Passionate Instigator, Dynamic Problem Solver
May 14th, 2014 05:00:00 am
I recently read an article on ADDitude Magazine that I couldn't resist making one or two comments on, not to mention adding in a few different insights. Go figure!
Here is the article and the ten conditions:
ADHD and Depression
ADHD and Anxiety
ADHD and Oppositional Defiant Disorder
ADHD and Bipolar Disorder
ADHD and Sensory Processing Disorder
ADHD and Autism
ADHD and Substance Abuse
ADHD and Tourette's Syndrome
ADHD and Conduct Disorder
Let's take a different look at ADHD and Learning Disabilities:
I've said it before, and I'll say it again and again and again: when we declare that something is a disability, we create a disability. Instead of looking at ADD/HD as a gift, a part of the evolutionary process, some people see it as a disability. This article by ADDitude Magazine is careful to note that the way ADHD “impacts learning and behaviors in school...is different from a learning disability.”
ADD/HD that isn't managed well can make aspects of life debilitating, but that's not the same thing as a disability. A disability means that person will always be “less able,” in a sense, and that the playing field will have to be leveled in order to help them.
According to this article, “one-half of all those with ADHD also have some type of LD" or Learning Disability. And they “may have trouble organizing thoughts, finding the right word to use when speaking, mastering reading, writing, or math, or having difficulty with memory.”
We all have strengths and weaknesses. Not all of us are going to be superb with math and writing. Some people are naturally very organized, and some aren't. Some people are incredibly well spoken, and others find that they express themselves better in writing, drawing, painting, or dancing. Some people see the value in memorization and really enjoy doing it, but others would rather put the flash cards down and pick up a block of clay, or a basketball.
Who's to say that there is one right way to learn? Or that we have to be great at absolutely everything? Way too much pressure is put on kids these days to be the best. Not the best version of themselves, or the best at what they enjoy, but the best at absolutely everything. That's unrealistic and just plain unfair.
Just because someone has difficulty in one or two areas of learning, or doesn't like a certain subject, or prefers a certain method of learning that isn't being taught, does not mean that they have a disability. To tell someone that they are disabled can damage them for life; it's a label they carry around for a long time, and can have a hard time shaking from their memory.

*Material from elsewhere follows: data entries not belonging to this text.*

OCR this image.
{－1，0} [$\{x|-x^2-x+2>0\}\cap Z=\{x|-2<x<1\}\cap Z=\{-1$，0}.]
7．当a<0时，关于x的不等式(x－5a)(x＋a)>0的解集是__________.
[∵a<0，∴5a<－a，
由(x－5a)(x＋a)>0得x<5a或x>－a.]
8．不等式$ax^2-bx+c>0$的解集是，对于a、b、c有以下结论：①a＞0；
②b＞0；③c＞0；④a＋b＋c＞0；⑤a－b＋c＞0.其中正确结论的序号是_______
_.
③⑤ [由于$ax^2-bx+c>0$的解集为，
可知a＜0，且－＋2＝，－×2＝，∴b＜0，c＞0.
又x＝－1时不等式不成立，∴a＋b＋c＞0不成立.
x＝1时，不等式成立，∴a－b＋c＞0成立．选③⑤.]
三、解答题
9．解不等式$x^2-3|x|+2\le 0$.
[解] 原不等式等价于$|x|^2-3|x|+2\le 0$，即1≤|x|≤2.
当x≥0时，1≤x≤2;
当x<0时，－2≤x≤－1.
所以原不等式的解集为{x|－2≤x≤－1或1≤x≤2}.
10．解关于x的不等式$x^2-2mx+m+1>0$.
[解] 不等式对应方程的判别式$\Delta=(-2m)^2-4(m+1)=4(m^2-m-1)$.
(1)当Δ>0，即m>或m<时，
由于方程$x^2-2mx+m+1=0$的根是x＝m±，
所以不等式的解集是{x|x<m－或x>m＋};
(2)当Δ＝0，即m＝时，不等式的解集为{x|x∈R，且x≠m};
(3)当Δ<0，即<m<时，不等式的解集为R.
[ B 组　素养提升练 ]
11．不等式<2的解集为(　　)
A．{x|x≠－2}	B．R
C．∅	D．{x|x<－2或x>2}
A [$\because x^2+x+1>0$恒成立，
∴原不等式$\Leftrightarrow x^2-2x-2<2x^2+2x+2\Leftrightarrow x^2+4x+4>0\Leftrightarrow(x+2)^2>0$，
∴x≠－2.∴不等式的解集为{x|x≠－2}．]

ADD/HD is an observational diagnosis with a 20% rate of misdiagnosis, according to the National Institute of Health. Once that label is on, it's hard to take it off. In 2011, the number of children age 4-7 who were diagnosed with ADHD rose to 11%, according to the Center for Disease Control and Prevention. Co-morbidity rate for ADHD is incredibly high, at 80%. If the rates of diagnosis for ADD and ADHD are increasing each year, and more problems are being tacked on, shouldn't we take a look not at the children but at the systems that are in place? It's safe to assume that all of these kids age 4-17 are enrolled in schools. I dare say, maybe the school system just isn't giving children a learning model with which they can thrive in. People need to stop punishing the child for not thriving in an outdated school system that they didn't create.
Lastly, when are we going to realize that the drugs we put these kids on are not magic pills, but serious prescriptions that have side effects? It might just be that medications are influencing your child's ability to learn. Before you or someone you know rushes off to the doctor to find another prescription to fix a so-called Learning Disability, check what the side effects of the current medications are, and seek alternative options. Beware of rushing down the rabbit hole of prescriptions, especially when it comes to your children's health and well-being. How far will we go in medicating our youth before we say “enough is enough!”
This is the third article in a series on ADHD and other accompanying conditions.